Growing up I was trained to believe that if I’m going to do something, I have to do it perfectly. Today, I’m at the director level in corporate business, so I consistently interact with executive vice presidents and VPs and presidents. And when you walk into a room of suits and you're a pretty woman, there’s always this judgment, this question of “Is she smart enough?” I know it's a distorted view. Nonetheless I always felt I had to prove myself. I had to dress conservatively and speak conservatively. And yet, at the same time, there was this desire to look pretty. I didn't want to constantly have to wear black suits and button-up blouses. Part of me longed to be really creative and fluid and open and not have to disconnect my sense of self as a beautiful woman from being a professional. God forbid, somebody wouldn’t consider me intelligent enough and not take me seriously!
There was this constant struggle and sense of burden and never feeling safe. As a sensitive person, there was no safety. I could feel the eyes and the interest and the judgement and I would have to hide myself while sitting in a boardroom, disconnected from my confidence and full self.
I came to Orgasmic Meditation after listening to a talk by the founder. I was intrigued hearing her talk about feminine sexuality and women becoming empowered in their bodies, feeling the energy, the turn on, at all times, no matter what was happening.
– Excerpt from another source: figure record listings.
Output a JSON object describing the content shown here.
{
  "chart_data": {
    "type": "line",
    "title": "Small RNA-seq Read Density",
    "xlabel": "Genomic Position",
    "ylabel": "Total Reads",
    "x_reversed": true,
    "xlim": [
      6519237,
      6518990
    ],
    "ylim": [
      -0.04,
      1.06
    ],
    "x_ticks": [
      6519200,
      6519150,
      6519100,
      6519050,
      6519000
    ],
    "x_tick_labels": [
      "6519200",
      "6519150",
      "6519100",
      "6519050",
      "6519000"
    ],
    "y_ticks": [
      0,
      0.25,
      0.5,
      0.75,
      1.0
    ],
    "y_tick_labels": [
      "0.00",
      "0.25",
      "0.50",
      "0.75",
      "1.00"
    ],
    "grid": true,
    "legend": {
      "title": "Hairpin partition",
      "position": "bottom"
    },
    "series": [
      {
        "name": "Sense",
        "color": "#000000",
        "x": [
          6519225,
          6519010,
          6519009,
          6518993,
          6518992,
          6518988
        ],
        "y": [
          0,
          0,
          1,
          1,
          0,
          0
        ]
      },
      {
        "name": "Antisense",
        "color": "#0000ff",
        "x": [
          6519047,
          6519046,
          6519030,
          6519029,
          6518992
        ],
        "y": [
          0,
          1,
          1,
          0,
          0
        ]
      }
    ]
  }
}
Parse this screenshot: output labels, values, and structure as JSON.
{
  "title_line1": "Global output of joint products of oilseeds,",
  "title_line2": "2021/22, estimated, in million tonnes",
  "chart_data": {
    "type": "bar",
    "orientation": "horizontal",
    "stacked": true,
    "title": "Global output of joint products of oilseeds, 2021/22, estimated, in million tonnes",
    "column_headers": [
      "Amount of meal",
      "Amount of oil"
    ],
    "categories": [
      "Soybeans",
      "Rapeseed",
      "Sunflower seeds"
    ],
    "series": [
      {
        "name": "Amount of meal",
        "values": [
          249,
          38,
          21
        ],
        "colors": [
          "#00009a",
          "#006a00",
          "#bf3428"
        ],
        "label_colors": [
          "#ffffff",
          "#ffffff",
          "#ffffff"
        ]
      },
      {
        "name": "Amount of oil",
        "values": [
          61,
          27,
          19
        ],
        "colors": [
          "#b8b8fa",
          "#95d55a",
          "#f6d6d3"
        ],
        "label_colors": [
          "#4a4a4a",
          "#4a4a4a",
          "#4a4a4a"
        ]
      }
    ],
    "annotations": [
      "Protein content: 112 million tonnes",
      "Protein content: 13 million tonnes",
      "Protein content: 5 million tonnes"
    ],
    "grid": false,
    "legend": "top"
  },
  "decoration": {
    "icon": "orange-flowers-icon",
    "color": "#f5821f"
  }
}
I wanted that. I wanted to be that way that no matter what. So, I went to an introduction to OM class in New York.
Because of the way the practice is set up, my first OM felt really safe. It was 15 minutes. There was going to be a beginning, middle and an end. There were certain instructions. I knew what to expect.
At first I couldn't feel much—some pressure and almost a feeling of sharp glass against my clitoris. It definitely wasn't pleasurable, and my partner was also a new stroker. So it felt messy. But it didn't scare me or put me off. I figured if it's a practice, it would just take a few more times to feel turned on and feel a connection with my body and my partner. I wanted to peel off the layers of conditioning that were keeping me from that—the distortions that were keeping me from really enjoying pleasure.
In the beginning, I was more comfortable OMing with people I didn't like, because I didn't have to perform. Deep down inside, I wanted to be perfect, so with people I liked, I worried about my performance and would freeze. I had some shame around my body because I didn't think I was skinny enough. I didn't like my body to some degree and I didn’t have a great relationship with food. Getting past how my body looked and performance fear was a big practice for me. Learning to ask for adjustments and learning to say “Yes” or “No” to something helped me to open up and melt some of that freeze factor inside of me.
It’s taken me a good three years of practice to get past the distorted image I had around perfection. I can’t put my finger on the timing, but my concerns just started to disappear. A wonderful thing happens in the practice. I lie down and I'm uncomfortable and thinking about something, and all of a sudden, instead of worrying about how I look, I actually begin to feel into that place of relaxation. I can feel safe and let my mind drop into the sensation at my clitoris. When I do that, all of a sudden, that sensation turns into something pleasurable and electric and soft and tender. There were times I would cry when my body would open and relax and my mind would stop thinking about how terrible I was.
And then there came the day when I looked in the mirror and said, “Oh, you look great.” All those preconceived notions and those stories and judgments had disappeared. I could look at myself clearly and not through a distorted mirror, and actually love myself.
It took time for me to realize I didn't have to hide who I am. I would walk into a boardroom or some meeting where I would be scared, and then I would think, “What do I have to be afraid of?" That confidence came from my practice, from discovering who I am and letting go of the judgement of who I think I'm supposed to be. Why would I be afraid to speak up in some meeting or judge myself about how I dress?
Training myself to connect with somebody in a very vulnerable space allowed me to feel less uncomfortable with my vulnerability in other spaces in my life, whether it was work or with my parents or my friends. All of a sudden my sexuality just became a part of me. I no longer wear suits. I walk into the room in a classy dress while everyone else is wearing suits, and I'm just as confident and outspoken as I can be. I don't have to prove myself any longer. I have confidence because I know how to connect with myself, no matter where I am. It doesn't matter what I wear,
Five years later there are a lot of things happening in my life. And I have this steady place in my body I can go to no matter what is happening on the outside. And that is the result of the OM practice. When I face a stressful situation, I can just land in that safe space in my body and then deal with the stressful situation without freezing.
OM is a very simple, structured practice where I can find intimacy and connection within myself. And once I have that for myself, the outside world is there to meet me.